Lyle Tuttle
Tattoo Artist who Changed History
It was in 1946 that Lyle got inked for the first time. He was fourteen years old, enamoured by US army service men and war vets, he got the classic heart with “MOM” tattooed on the inside of his arm. Sixty-two years later, Lyle’s body is covered from neck to ankle. A work of art and a script of his life – the kind that any film executive with a two bit brain would jump on.
In 1949, at the young age of seventeen, Lyle embarked on his career tattooing soldiers, marines, navy men and the air force. Women didn’t get tattooed in those days. However, over fifteen years later, with his tattoo parlour parked beside the Greyhound Bus Station in San Francisco, Lyle was at the epicenter of the hippie movement, which encompassed Women’s Liberation, civil rights, off the grid communes and anti-war activists. The barber, located at the crossroad of Haight-Ashbury was forced to quit as no one wanted their hair cut; but they sure wanted a tattoo to mark the changing times.
In a single day, Lyle would do a Black Panther tattoo, confederate flag, and peace sign – a convergence of all the forces present at this poignant moment in history.
I imagine nineteen year olds unloading off bus after bus coming from New York, Texas, Washington, Florida and Canada…filling the streets and aimlessly wandering high, searching for their place and purpose. They grew up in conservative 1950’s households, and arrived on a quest for change, beaming with excitement and lust for a new life. I then imagine Lyle looking out his window from the tattoo parlour, soaking it all in. Although cliché, I can’t help but hear Bob Dylan’s “The Times they are a Changin’”.
So who else frequented Lyle’s tattoo shop? Janis Joplin. After she read an article about him in the San Jose Mercury paper, she decided she wanted in on this new phenomenon. She went to Lyle and got a bracelet on her wrist, and they became good friends.
Lyle’s description of Janis certainly lives up to her reputation:
“She was a wild and crazy star.”
It was hard to find time to just hang with Janis, as the entourage would always be in tow. Lyle relays that when Janis heard from the bird that his little mini cooper with white and silver stripes tore through Larkspur California – Janis’s last address – she would call him up with a kind of ‘Hey Man, you came through town and didn’t visit?.’
A year later, Janis was found dead from a heroin overdose at the Landmark Motel in Larkspur - less than a month after Jimi Hendrix’s death, and ten months shy of Jim Morrison. All accomplished so much before even their thirtieth year.
When word got out that Lyle had tattooed Joplin, well the women swarmed in to get replicas. In a 1970 article with Time Magazine, it mentions how Lyle, within just that year, did over 100 replicas.
His name became synonymous with the Tattoo Renaissance, but perhaps most controversially for playing an integral role in the tattooing of women.

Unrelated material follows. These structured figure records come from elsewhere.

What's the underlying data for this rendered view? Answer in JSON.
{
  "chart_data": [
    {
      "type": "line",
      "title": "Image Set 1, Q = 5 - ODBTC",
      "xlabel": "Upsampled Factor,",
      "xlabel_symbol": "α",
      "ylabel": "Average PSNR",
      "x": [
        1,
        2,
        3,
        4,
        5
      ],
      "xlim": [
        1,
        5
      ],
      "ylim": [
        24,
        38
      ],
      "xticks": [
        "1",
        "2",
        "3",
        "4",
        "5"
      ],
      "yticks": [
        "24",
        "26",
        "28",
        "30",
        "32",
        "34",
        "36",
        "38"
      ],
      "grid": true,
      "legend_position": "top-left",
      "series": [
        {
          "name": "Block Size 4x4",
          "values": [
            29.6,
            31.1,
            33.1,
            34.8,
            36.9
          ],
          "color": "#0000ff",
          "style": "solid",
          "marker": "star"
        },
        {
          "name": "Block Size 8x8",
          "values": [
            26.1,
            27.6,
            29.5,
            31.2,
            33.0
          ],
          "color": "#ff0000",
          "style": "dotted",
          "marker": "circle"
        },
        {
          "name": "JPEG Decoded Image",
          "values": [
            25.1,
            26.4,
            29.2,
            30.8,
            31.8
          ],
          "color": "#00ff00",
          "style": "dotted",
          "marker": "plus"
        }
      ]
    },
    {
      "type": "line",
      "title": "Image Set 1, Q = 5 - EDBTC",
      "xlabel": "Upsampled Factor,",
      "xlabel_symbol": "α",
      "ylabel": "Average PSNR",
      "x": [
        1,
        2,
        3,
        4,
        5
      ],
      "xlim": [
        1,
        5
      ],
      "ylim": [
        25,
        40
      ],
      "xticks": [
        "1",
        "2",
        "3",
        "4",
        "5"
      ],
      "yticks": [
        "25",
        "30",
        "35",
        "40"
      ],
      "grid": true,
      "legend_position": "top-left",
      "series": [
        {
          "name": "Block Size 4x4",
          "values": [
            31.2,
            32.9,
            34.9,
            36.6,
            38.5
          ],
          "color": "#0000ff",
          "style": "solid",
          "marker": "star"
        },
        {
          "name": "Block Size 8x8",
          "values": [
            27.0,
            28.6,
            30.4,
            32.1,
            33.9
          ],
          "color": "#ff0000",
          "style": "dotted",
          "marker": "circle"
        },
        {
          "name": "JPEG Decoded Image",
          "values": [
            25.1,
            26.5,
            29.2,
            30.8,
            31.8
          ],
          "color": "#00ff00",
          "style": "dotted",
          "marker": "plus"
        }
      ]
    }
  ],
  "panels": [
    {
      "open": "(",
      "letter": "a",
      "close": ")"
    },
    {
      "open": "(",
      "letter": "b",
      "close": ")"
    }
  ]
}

Life, Time, The Johnny Carson Show, The Tomorrow Show with Tom Snyder; Lyle was featured in them all. What seems so normal now, was absolutely taboo then. So we can all thank Lyle a little bit, for contributing to the initial acceptance of tattooed women.
Lyle says with a snicker:
“I’ve seen more panty lines than gynecologists.”
And further remarks, “That’s what fired my rocket, the women.”
He held the same tattoo studio in San Francisco for 29 years. Now Lyle resides in the quiet California home that he grew up in, outside of the city. He tours tattoo festivals all over the world, and will be attending Toronto’s 10th Annual Northern Ink Xposure festival this upcoming week.
Although he doesn’t practice any more, he will ink his autograph on your body – if you have all the equipment ready at hand. He’s that famous.
After our call, I can’t help but feel ‘HOLY F*CK, has this man ever lived an interesting life.’
He concurs, “I feel I’m the most fortunate man in the world.”